今回は「いっぷくからのありがとう」さんの2022年06月07日の記事を紹介します。
「心を洗う挨拶」
今日は小林正観さんのお話をご紹介します。
相手の反応に左右されず、自分の心を律し、あいさつをすることは、
とても良い心の訓練であり、心を清浄化し、徳を積むことにつながるというお話です。
・世の中がどのように変わろうと、
・神々による、建て替えが起ころうと
・天変地異が起ころうと
・次元が変わろうと、
最後は、平凡な一般の私たちにとって、心が浄化されているかどうか?
それだけが問われるからです。
それは、今生きている間の幸せも、肉体を脱いで天に帰った後の幸せも、
全てがそこにかかっているからです。
<引用開始> 引用元
『中陰の花』で芥川賞を受賞された玄侑宗久(げんゆうそうきゅう)さんは、臨済宗のお寺の僧侶でもあります。
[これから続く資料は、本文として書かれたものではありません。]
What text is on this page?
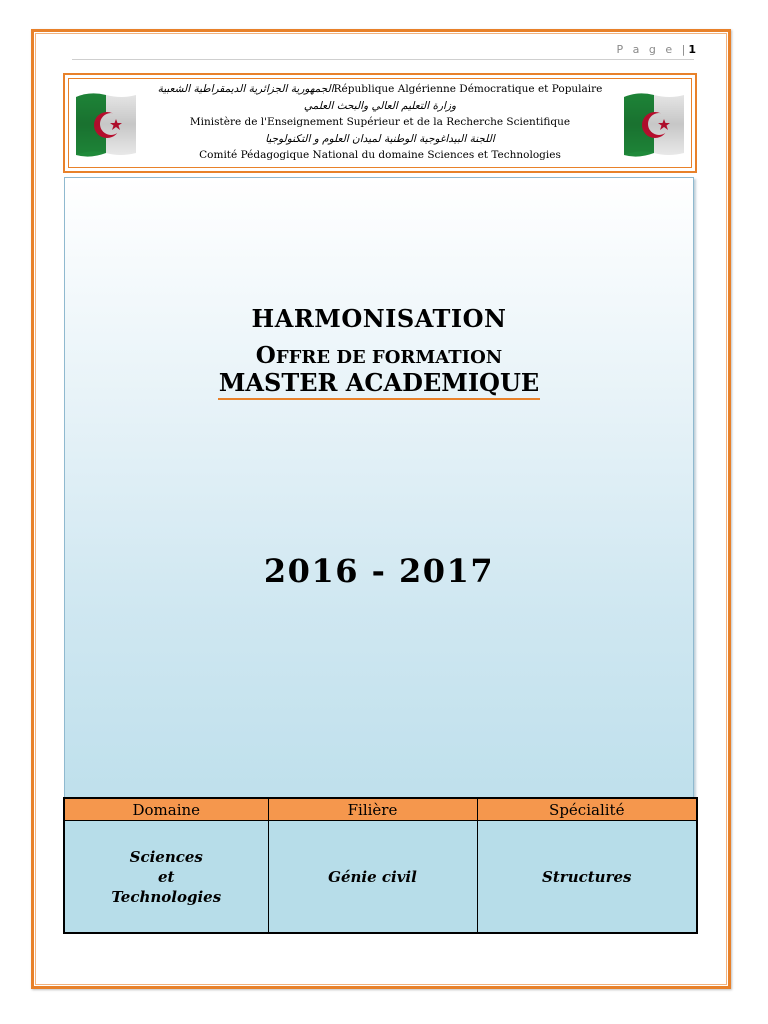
P a g e |1
الجمهورية الجزائرية الديمقراطية الشعبيةRépublique Algérienne Démocratique et Populaire
وزارة التعليم العالي والبحث العلمي
Ministère de l'Enseignement Supérieur et de la Recherche Scientifique
اللجنة البيداغوجية الوطنية لميدان العلوم و التكنولوجيا
Comité Pédagogique National du domaine Sciences et Technologies
HARMONISATION
OFFRE DE FORMATION
MASTER ACADEMIQUE
2016 - 2017
Domaine	Filière	Spécialité

Sciences
et
Technologies	Génie civil	Structures
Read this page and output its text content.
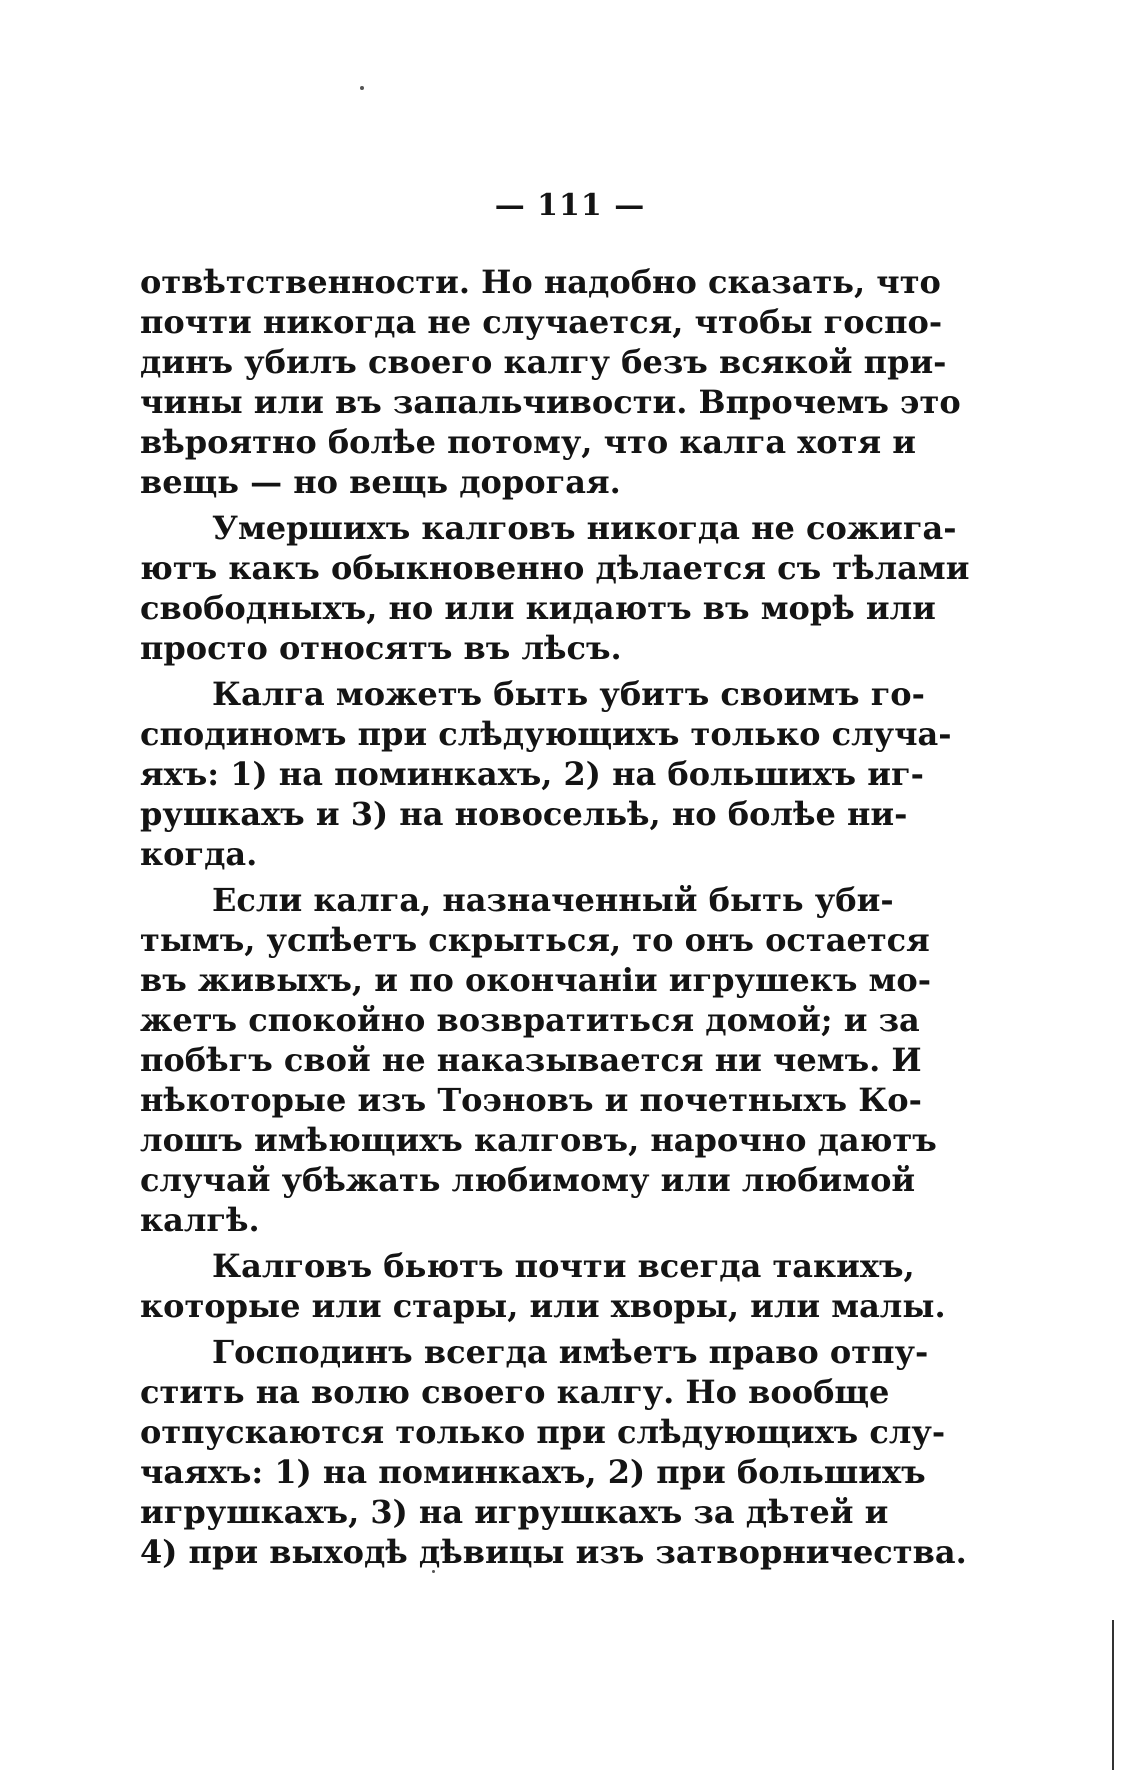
— 111 —
отвѣтственности. Но надобно сказать, что
почти никогда не случается, чтобы госпо-
динъ убилъ своего калгу безъ всякой при-
чины или въ запальчивости. Впрочемъ это
вѣроятно болѣе потому, что калга хотя и
вещь — но вещь дорогая.
Умершихъ калговъ никогда не сожига-
ютъ какъ обыкновенно дѣлается съ тѣлами
свободныхъ, но или кидаютъ въ морѣ или
просто относятъ въ лѣсъ.
Калга можетъ быть убитъ своимъ го-
сподиномъ при слѣдующихъ только случа-
яхъ: 1) на поминкахъ, 2) на большихъ иг-
рушкахъ и 3) на новосельѣ, но болѣе ни-
когда.
Если калга, назначенный быть уби-
тымъ, успѣетъ скрыться, то онъ остается
въ живыхъ, и по окончаніи игрушекъ мо-
жетъ спокойно возвратиться домой; и за
побѣгъ свой не наказывается ни чемъ. И
нѣкоторые изъ Тоэновъ и почетныхъ Ко-
лошъ имѣющихъ калговъ, нарочно даютъ
случай убѣжать любимому или любимой
калгѣ.
Калговъ бьютъ почти всегда такихъ,
которые или стары, или хворы, или малы.
Господинъ всегда имѣетъ право отпу-
стить на волю своего калгу. Но вообще
отпускаются только при слѣдующихъ слу-
чаяхъ: 1) на поминкахъ, 2) при большихъ
игрушкахъ, 3) на игрушкахъ за дѣтей и
4) при выходѣ дѣвицы изъ затворничества.
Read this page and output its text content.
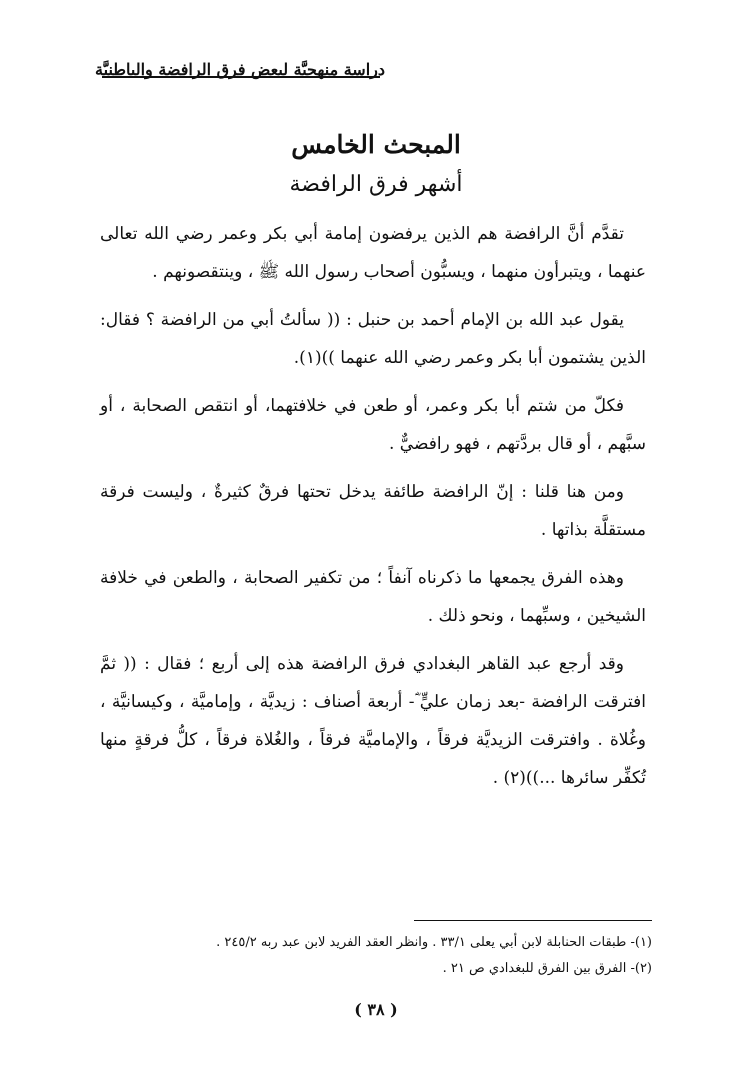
دراسة منهجيَّة لبعض فرق الرافضة والباطنيَّة
المبحث الخامس
أشهر فرق الرافضة

تقدَّم أنَّ الرافضة هم الذين يرفضون إمامة أبي بكر وعمر رضي الله تعالى عنهما ، ويتبرأون منهما ، ويسبُّون أصحاب رسول الله ﷺ ، وينتقصونهم .

يقول عبد الله بن الإمام أحمد بن حنبل : (( سألتُ أبي من الرافضة ؟ فقال: الذين يشتمون أبا بكر وعمر رضي الله عنهما ))(١).

فكلّ من شتم أبا بكر وعمر، أو طعن في خلافتهما، أو انتقص الصحابة ، أو سبَّهم ، أو قال بردَّتهم ، فهو رافضيٌّ .

ومن هنا قلنا : إنّ الرافضة طائفة يدخل تحتها فرقٌ كثيرةٌ ، وليست فرقة مستقلَّة بذاتها .

وهذه الفرق يجمعها ما ذكرناه آنفاً ؛ من تكفير الصحابة ، والطعن في خلافة الشيخين ، وسبِّهما ، ونحو ذلك .

وقد أرجع عبد القاهر البغدادي فرق الرافضة هذه إلى أربع ؛ فقال : (( ثمَّ افترقت الرافضة -بعد زمان عليٍّ ؓ- أربعة أصناف : زيديَّة ، وإماميَّة ، وكيسانيَّة ، وغُلاة . وافترقت الزيديَّة فرقاً ، والإماميَّة فرقاً ، والغُلاة فرقاً ، كلُّ فرقةٍ منها تُكفِّر سائرها ...))(٢) .

(١)- طبقات الحنابلة لابن أبي يعلى ٣٣/١ . وانظر العقد الفريد لابن عبد ربه ٢٤٥/٢ .
(٢)- الفرق بين الفرق للبغدادي ص ٢١ .
( ٣٨ )
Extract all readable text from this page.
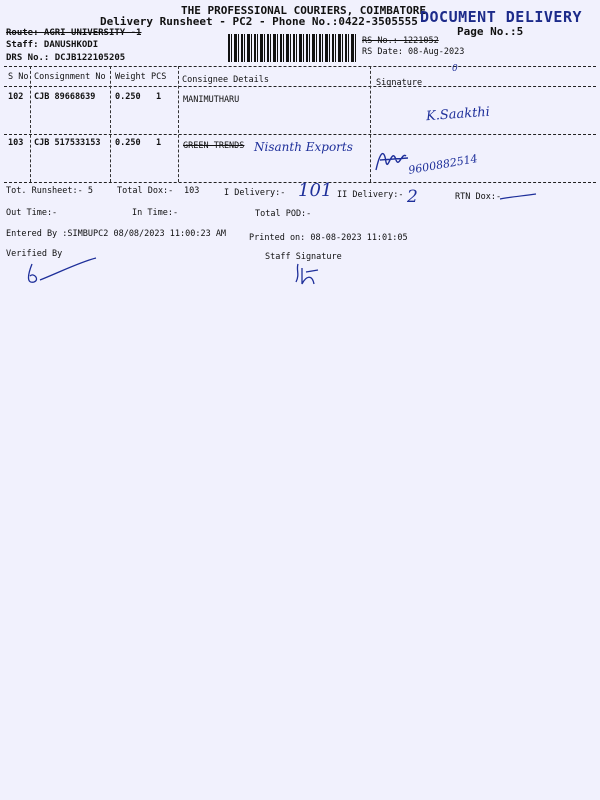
THE PROFESSIONAL COURIERS, COIMBATORE
Delivery Runsheet - PC2 - Phone No.:0422-3505555
Page No.:5
DOCUMENT DELIVERY
Route: AGRI UNIVERSITY -1
Staff: DANUSHKODI
DRS No.: DCJB122105205
RS No.: 1221052
RS Date: 08-Aug-2023
0
S No Consignment No Weight PCS Consignee Details	Signature
102 CJB 89668639 0.250 1	MANIMUTHARU
K.Saakthi
103 CJB 517533153 0.250 1	GREEN TRENDS Nisanth Exports
9600882514
Tot. Runsheet:- 5	Total Dox:- 103	I Delivery:- 101 II Delivery:- 2	RTN Dox:-
Out Time:-	In Time:-	Total POD:-
Entered By :SIMBUPC2 08/08/2023 11:00:23 AM	Printed on: 08-08-2023 11:01:05
Verified By	Staff Signature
その宗久さんが、天竜寺で修行をしていたときの話です。
毎朝宗久さんが廊下の拭き掃除をしていると、庭先から「おはようございます」と、
にこやかな笑顔で挨拶をされる作務衣(さむえ)姿の方がおられました。
宗久さんは、当初はこの方がいったい何者なのかわからず、
ただ、毎朝爽やかな笑顔で挨拶されるので、
とても感じのいい人だとは思っていたそうです。
後でわかったのですが、この方が天竜寺の貫長(かんちょう・最高位の方)でした。
この貫長さんは、毎朝決まった時間に天竜寺近くを散歩されていたそうです。
そのときに毎日出会う人がいました。
その人に対して、貫長さんは毎日同じように
「おはようございます」と挨拶をして会釈をなさいました。
しかし、声をかけられた人は、無視をして一切返事をすることがなかったといいます。
しかし貫長さんは、相手の笑顔や挨拶が返って来ようが来るまいが関係なく、
毎朝笑顔で「おはようございます」と言い続けたのだそうです。
三年経ったある日のこと。
いつものように「おはようございます」と笑顔で挨拶した貫長さんに対して、
その人はついに「おはようございます」と声を発しました。
そして、言い終わった後に、「ごめんなさいっ」と、がばっとひれ伏したというのです。
この人の心の中に何があったのか推測するすべはありません。
推測することも無意味なことでしょう。
何があったのかということは大した問題ではなく、
大切なのは、かたくなに挨拶を拒み続け、視線を交わすことさえしなかった人に対して、
一ヵ月や二ヵ月ではなく、三年もの間、
笑顔で「おはようございます」と言い続けた人が世の中にいる、という事実です。
その結果として、そのかたくなに人を拒み続けた人が、
ついに心を開き、涙ながらに「ごめんなさい」と謝ったというのです。
貫長さんは、返事をしなかったことを責めていたわけではありません。
ただ自らの生き方として、相手がどういう態度であろうと関係なく
「おはようございます」と言い続けた、ということに徹した、ということだと思います。
「これほど自分が挨拶をしているのに、
返事をしないとは何事だ」と言うのは簡単でしょうし、一般的な反応かもしれません。
しかし、それは挨拶している意味がありません。
挨拶をすることで結局ケンカを売っているのでは、何にもならないでしょう。
その人に「おはようございます」と声をかけることは、
貫長さんの側からすると「自分の勝手」ということであったのかもしれません。
自分が行として、ただそのように毎日を送り、
そういうことに徹し、相手がどのような反応であろうと関係なく
そのように生きる、という姿であったのでしょう。
宗久さんが語る貫長さんの姿は、とても爽やかで、清々しいものでした。
<引用終了>
私たちは、相手から善意を受ければ、
無意識に善意を返す・・ という「好意の返報性」を持っています。
それと同じく、全く反対に、相手から、悪意や無視といった態度をとられると
無意識に、同じものを返してしまいます。
ですが、この天竜寺の貫長(かんちょう・最高位の方)さんは、違っていました。
相手から例え、何年も何年も、無視され、悪意を返されようと、
自分の心にまで、悪を入れず、心を汚すことなく、ぶれることなく、
毎日毎日、善意を施しました。
これは、相当難しいことです。
・自分の心を律する必要があります。
・相手の態度に左右されないという強い心が必要です。
そしてどんな時も、相手に、自分の中の最上のもの
・愛
・優しさ
・いたわり
・思いやり
・深い共感
・笑顔
を向け続けるという訓練になります。
このように、私たちは、日々の暮らしの中において
神様が置いてくださったこの環境の中において
心を、清め、神様のような心になる訓練をすることができます。
自分の身近な周りの方々に、
いつも、笑顔と優しさを伝えていきたいものですね。